Селкет засмеялась; серебряный бисер заплясал, зазвенел в воздухе, вторя ее чистому голосу.
– Не будь таким наивным, Крака. Помнишь, когда ты решил вернуться?
Зово вдруг обернулся ко мне; под его мрачным взглядом я поежился, не понимая, что происходит.
– Я гадал на узлах, – процедил он сквозь зубы. – И увидел ребенка, отмеченного знаком быка и совы. Ребенка, чьей судьбой было попасть вам в лапы.
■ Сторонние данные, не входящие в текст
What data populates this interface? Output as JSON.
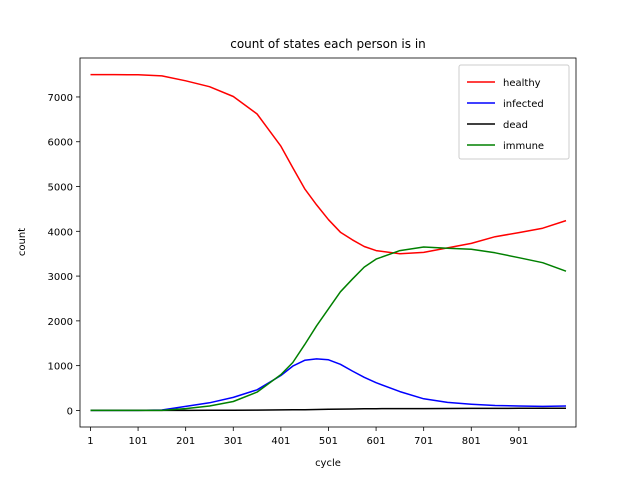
{
  "chart_data": {
    "type": "line",
    "title": "count of states each person is in",
    "xlabel": "cycle",
    "ylabel": "count",
    "xlim": [
      -21,
      1021
    ],
    "ylim": [
      -370,
      7870
    ],
    "xticks": [
      1,
      101,
      201,
      301,
      401,
      501,
      601,
      701,
      801,
      901
    ],
    "yticks": [
      0,
      1000,
      2000,
      3000,
      4000,
      5000,
      6000,
      7000
    ],
    "grid": false,
    "legend_position": "top-right",
    "x": [
      1,
      51,
      101,
      151,
      201,
      251,
      301,
      351,
      401,
      426,
      451,
      476,
      501,
      526,
      551,
      576,
      601,
      651,
      701,
      751,
      801,
      851,
      901,
      951,
      1000
    ],
    "series": [
      {
        "name": "healthy",
        "color": "#ff0000",
        "values": [
          7500,
          7500,
          7495,
          7470,
          7360,
          7230,
          7010,
          6620,
          5900,
          5420,
          4950,
          4590,
          4260,
          3980,
          3810,
          3660,
          3570,
          3500,
          3530,
          3630,
          3730,
          3880,
          3970,
          4070,
          4240
        ]
      },
      {
        "name": "infected",
        "color": "#0000ff",
        "values": [
          0,
          0,
          0,
          10,
          90,
          170,
          290,
          460,
          780,
          990,
          1120,
          1150,
          1130,
          1030,
          880,
          740,
          620,
          420,
          260,
          180,
          140,
          110,
          100,
          90,
          100
        ]
      },
      {
        "name": "dead",
        "color": "#000000",
        "values": [
          0,
          0,
          0,
          0,
          0,
          2,
          5,
          8,
          12,
          14,
          17,
          21,
          26,
          30,
          33,
          36,
          38,
          40,
          42,
          44,
          45,
          46,
          47,
          48,
          50
        ]
      },
      {
        "name": "immune",
        "color": "#008000",
        "values": [
          0,
          0,
          0,
          0,
          40,
          100,
          200,
          410,
          800,
          1070,
          1470,
          1890,
          2270,
          2650,
          2930,
          3200,
          3380,
          3570,
          3650,
          3620,
          3600,
          3520,
          3410,
          3300,
          3110
        ]
      }
    ]
  }
}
– И какое совпадение, что он появился неподалеку от места, где ты скрывался! – издевательски протянула богиня. – Не спорю, ты сам нашел его. Сам догадался, что это лучшая возможность добраться до нас. Но ты ли нашептал семье отправить его в Бьяру? Ты взял его в слуги Перстня? Или, может, ты отвел глаза Чеу Ленца, чтобы он поднялся в месектет? Бедный Ишо, он так переживал…
Она снова засмеялась; а я замер, разинув рот. Моя жизнь в один миг пронеслась перед глазами, выворачиваясь наизнанку, как стягиваемая с ладони рукавица. Неужели все это время я был просто приманкой? Когда сова подняла меня в вечернее небо и открыла клюв, произнося беззвучное слово, это Селкет поставила на мне клеймо, видимое только лучшему ученику Эрлика? Когда дядя прибился к каравану, идущему в столицу, Зово увязался следом только потому, что охотился за мной? И на площади Тысячи Чортенов не я успокоил Чомолангму? И не случайно бык вырвался из лап прислужников и бросился давить толпу? Не от усталости я уснул в его сбруе накануне Цама, и не из милосердия Железный господин остановил Ишо, занесшего надо мною кинжал? А когда Ун-Нефер заклинал мое рен, то знал, конечно, что кто-нибудь из лха – мягкосердечный Сиа, или строптивый Шаи, или ласковая Камала – обязательно упросит оставить щенка во дворце; ему же останется только согласиться как бы против собственной воли. И ни я сам, ни кто другой (ни Зово, ни Ишо, вздумай они порыться в моей памяти!) не заподозрят, что боги заманили меня в Коготь…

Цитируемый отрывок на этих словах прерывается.